Le groupe Lufthansa se rapproche de la réalisation d’un rêve qui dure depuis plusieurs années : se renforcer en Italie. Il vient en effet de conclure un accord avec le gouvernement italien qui, s’il est approuvé par les autorités, va lui permettre de prendre une participation initiale de 41 % dans ITA Airways d’ici la fin de l’année. Faisant faire un pas de géant à la consolidation en Europe, il va également donner un coup de fouet à la croissance de Lufthansa et en faire « un groupe réellement européen », selon les mots de Carsten Spohr, son président, s’étendant du nord au sud de l’Europe.
Prudent après le spectacle donné par Alitalia et l’échec de l’expérience avec Etihad, Lufthansa a décidé d’avancer précautionneusement. S’exprimant sur l’accord à venir, Carsten Spohr a expliqué que « tout avait été fait pour réduire les risques financiers pour le groupe », ce qui explique que les négociations aient duré plus longtemps que prévu. L’ambition d’acquérir 100 % de la compagnie italienne fait ainsi partie des options envisagées à moyen terme mais ne saurait en aucun cas être imposée si les performances d’ITA ne sont pas au rendez-vous.
Le rapprochement se fera au moyen d’une augmentation de capital. Lufthansa va acquérir sa participation de 41 % en injectant 325 millions d’euros, tandis que le gouvernement italien va en parallèle verser 250 millions d’euros – un versement qui s’inscrit dans le cadre du projet de restructuration de la compagnie, approuvé par la Commission européenne. Les deux parties espèrent que la transaction sera clôturée avant la fin de l’année.
Alors, les rapprochements opérationnels se feront très rapidement : accords de partage de codes, liaison des programmes de fidélisation, intégration dans Star Alliance (alors qu’ITA est actuellement membre de SkyTeam)… Lufthansa espère que le travail avec ITA Airways sera aussi efficace que celui mené lors du rachat de Swiss et que la compagnie italienne pourra publier un bilan bénéficiaire en 2025.

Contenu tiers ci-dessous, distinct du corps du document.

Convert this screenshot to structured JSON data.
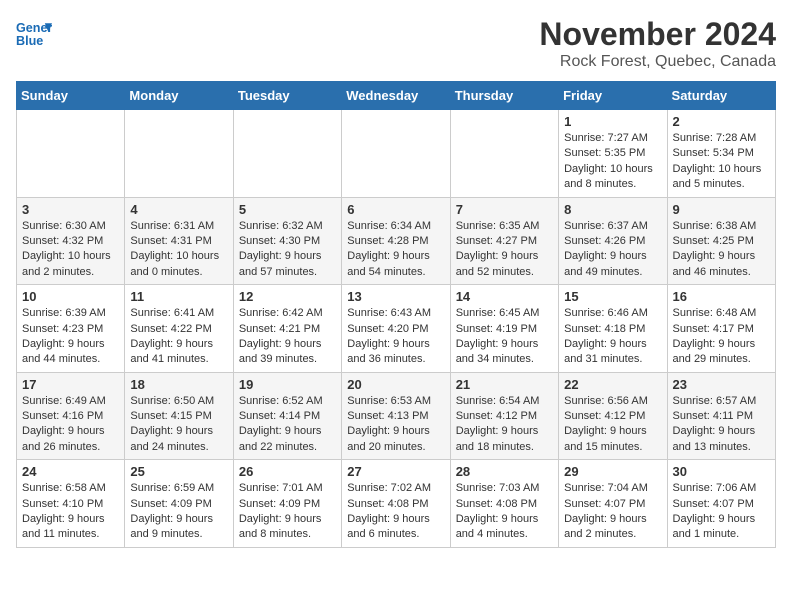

Pour cela, le groupe va s’appuyer sur trois piliers stratégiques. Le premier est le réseau. L’idée est de l’ajuster de façon à profiter au maximum de la complémentarité avec les autres compagnies de hub du groupe et d’alimenter les différentes bases européennes. Lufthansa souhaite également développer le hub de Rome pour le rendre rentable, en concentrant ses opérations long-courrier, actuellement sous-développées, sur les Amériques et l’Afrique, avec quelques lignes vers l’Asie. La position de Milan doit être renforcée, l’aéroport de Linate étant attractif à la fois pour les voyageurs d’affaires et les voyageurs loisirs.
Le second pilier sera de rendre la croissance rentable, en s’appuyant sur la structure de coûts relativement saine d’ITA Airways et en développant sa flotte de façon mesurée. Actuellement composée de 66 appareils et très homogène (tout-Airbus), elle doit progressivement se moderniser pour atteindre 94 appareils en 2027. La livraison de dix A330neo, onze A320neo et sept A220 est déjà prévue sur cette période, acquis en leasing.
Enfin, des synergies pourront être générées, à court terme par les rapprochements opérationnels avec les compagnies du groupe et l’intégration dans les coentreprises (comme sur le réseau nord-atlantique avec United Airlines et Air Canada) par exemple. A plus long terme, dans le cadre d’une potentielle intégration complète au groupe, ITA pourrait bénéficier de contrats d’achat commun, voir ses avions intégrés dans la gestion conjointe des flottes, ou profiter des outils numériques et de pricing…
« C’est un marché que nous étudions depuis des années », rappelle Carsten Spohr, évoquant Air Dolomiti et ravivant le souvenir de l’échec de Lufthansa Italia. « Nous avions pas investi dans Alitalia parce que ce n’était pas rentable pour nos actionnaires. Mais ITA Airways, ce n’est pas Alitalia », a-t-il répété, en expliquant que la compagnie porte-drapeau italienne avait désormais une structure de coûts compétitive et était mieux dimensionnée. Surtout l’Italie est la troisième économie de l’Union européenne, le troisième plus important marché du transport aérien européen et le cinquième marché du groupe Lufthansa après les marchés intérieurs de ses compagnies de hub et les Etats-Unis.